Sir,

A 21-year-old man sought treatment for sudden onset of a right inferior central scotoma. Examination revealed visual acuities of hand movements OD and 6/6 OS. Intraocular pressures (IOP) were 26 mmHg OD and 23 mmHg OS. Gonioscopy showed bilateral goniodysgensis with prominent anterior iris processes. Ophthalmoscopy disclosed a pale oedematous retina in the superior part of the right macula consistent with a superior macular branch artery occlusion. Both discs were cupped with cup disc ratios of 0.7 OD and 0.8 OS. Despite immediate treatment with intravenous Acetazolamide 500 mg and topical Timoptol 0.25%, visual acuity failed to improve. A 0.2 ml anterior chamber paracentesis was performed, during which the anterior chamber was noted to shallow abruptly with the formation of corneal folds but without corneal endothelial touch. No deformation of the globe occurred during the procedure. Immediate fundoscopy revealed a preretinal foveal haemorrhage. No change in acuity was noted. One day later, further superficial haemorrhages had developed over the optic disc and multiple white centred retinal haemorrhages (Roth spots) were noted in the temporal retina (Figures 1 and 2). Fundus fluorescein angiography confirmed a right superior macular branch artery occlusion (Figures 3 and 4).

Figure 1
figure 1

Colour fundus photograph taken 48 h after presentation of the right eye demonstrates marked retinal whitening in the superior aspect of the posterior pole associated with scattered preretinal haemorrhages.

Figure 2
figure 2

Fundus photograph of the right temporal retinal demonstrates multiple white centred haemorrhages (Roth spots).

Figure 3
figure 3

Red free fundus photograph of the right eye corresponding to Figure 1.

Figure 4
figure 4

Arteriovenous phase of a fluorescein angiogram taken 48 h after presentation demonstrates delayed filling of a macular arteriole and masking defects due to the retinal oedema and overlying retinal haemorrhages.

General examination showed no other signs of capillary fragility, and findings from a systemic examination, including transoesophageal echocardiography, cranial, orbital, and carotid magnetic resonance imaging, lumbar puncture, abdominal ultrasound, and serial blood pressure measurements, were unremarkable. Blood tests for and including complete blood count, erythrocyte sedimentation rate, fasting blood glucose, C reactive protein, autoimmune screen, clotting screen, angiotensin converting enzyme, glucose, treponema, human immunodeficiency virus, blood, and urine culture were normal. After 4 months, visual acuity remained 2/60 OD and the fundal haemorrhages had resolved.

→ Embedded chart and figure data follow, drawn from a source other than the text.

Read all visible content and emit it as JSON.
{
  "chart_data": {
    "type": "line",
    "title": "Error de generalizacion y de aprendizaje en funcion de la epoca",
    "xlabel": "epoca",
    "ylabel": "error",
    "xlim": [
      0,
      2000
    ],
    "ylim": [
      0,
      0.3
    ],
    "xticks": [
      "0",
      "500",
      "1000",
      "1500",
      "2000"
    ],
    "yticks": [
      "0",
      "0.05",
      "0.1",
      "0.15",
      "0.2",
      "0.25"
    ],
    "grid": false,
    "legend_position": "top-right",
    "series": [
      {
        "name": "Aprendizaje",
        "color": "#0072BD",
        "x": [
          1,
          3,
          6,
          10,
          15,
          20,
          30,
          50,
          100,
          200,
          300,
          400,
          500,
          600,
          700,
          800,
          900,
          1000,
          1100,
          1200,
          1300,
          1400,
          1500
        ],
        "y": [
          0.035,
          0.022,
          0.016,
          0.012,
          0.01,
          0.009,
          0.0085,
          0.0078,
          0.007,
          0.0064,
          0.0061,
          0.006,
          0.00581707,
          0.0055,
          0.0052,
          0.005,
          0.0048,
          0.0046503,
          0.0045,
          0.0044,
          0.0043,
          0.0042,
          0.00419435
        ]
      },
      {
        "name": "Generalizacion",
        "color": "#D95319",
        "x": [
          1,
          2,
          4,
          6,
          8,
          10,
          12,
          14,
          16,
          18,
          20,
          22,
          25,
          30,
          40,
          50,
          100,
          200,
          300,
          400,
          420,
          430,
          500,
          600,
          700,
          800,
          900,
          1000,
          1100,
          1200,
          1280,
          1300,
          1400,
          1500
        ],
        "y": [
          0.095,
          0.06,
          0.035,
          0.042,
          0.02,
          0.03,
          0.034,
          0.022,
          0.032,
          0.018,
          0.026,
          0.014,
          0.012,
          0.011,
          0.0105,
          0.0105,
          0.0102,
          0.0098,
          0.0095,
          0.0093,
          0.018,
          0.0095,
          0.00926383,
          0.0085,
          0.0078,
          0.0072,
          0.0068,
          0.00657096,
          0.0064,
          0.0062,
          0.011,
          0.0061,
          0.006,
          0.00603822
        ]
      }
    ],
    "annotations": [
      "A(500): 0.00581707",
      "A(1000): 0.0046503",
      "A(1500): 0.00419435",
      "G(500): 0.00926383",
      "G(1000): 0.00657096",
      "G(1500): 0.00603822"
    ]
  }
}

While the underlying cause of the patient's branch artery occlusion remains unexplained, the temporal relationship and the exclusion of diabetes mellitus, severe hypertension, leukaemia, infective endocarditis, and systemic vasculitis suggest that the development of the Roth spots and fundal haemorrhages were due to a paracentesis-associated decompression retinopathy.

Comment

A Roth spot is known to be composed of a fibrin platelet thrombus that arises at the site of capillary damage.1, 2 These white centred haemorrhages are observed in a variety of conditions, including ocular decompression.3, 4, 5 Conditions that lead to an altered clotting state, capillary trauma, capillary endothelium ischaemia, or an increase in capillary fragility may lead to retinal haemorrhages.3 Following paracentesis for acute angle closure glaucoma, no observed cases of decompression retinopathy were noted and it was suggested that a vasculopathy may be required to predispose a patient to decompression retinopathy.6 In our case, the possibility of capillary fragility from an inherited or acquired abnormality is possible, but despite extensive investigation no systemic cause for the artery occlusion was found. A variety of hypotheses have been suggested for the cause of retinal haemorrhages following IOP reduction.4 Normal IOP preserves the normal corneal–scleral curvature. Acute hypotony may result in structural changes to the eye tissues, and the effects vary depending on the hypotony duration. During hypotony, scleral collapse and deformity can occur. The inferior oblique inserts into the submacular area and its action causes horizontal folding of the choroid.7 Perhaps the mechanical structural stresses associated with sudden IOP lowering in an already ischaemic macular lead to capillary fragility. The finding of a macular haemorrhage immediately following the paracentesis would be consistent with this. Alternatively, the increased pressure gradient across the walls of the retinal vasculature caused by the sudden drop in IOP may also have led to a transient increase in retinal blood flow, which either overwhelmed the integrity of the affected retinal arterioles or led to an uncontrolled increase in flow through ischaemic retinal venules, causing them to leak. The transient nature of the increase in retinal blood flow, does however remain speculative as flow through the affected retinal artery was not demonstrated on angiography performed 48 h after presentation.

We believe this case demonstrates the first case of multiple scattered white centred retinal haemorrhages in association with the macular artery occlusion ischaemia following rapid IOP reduction by paracentesis.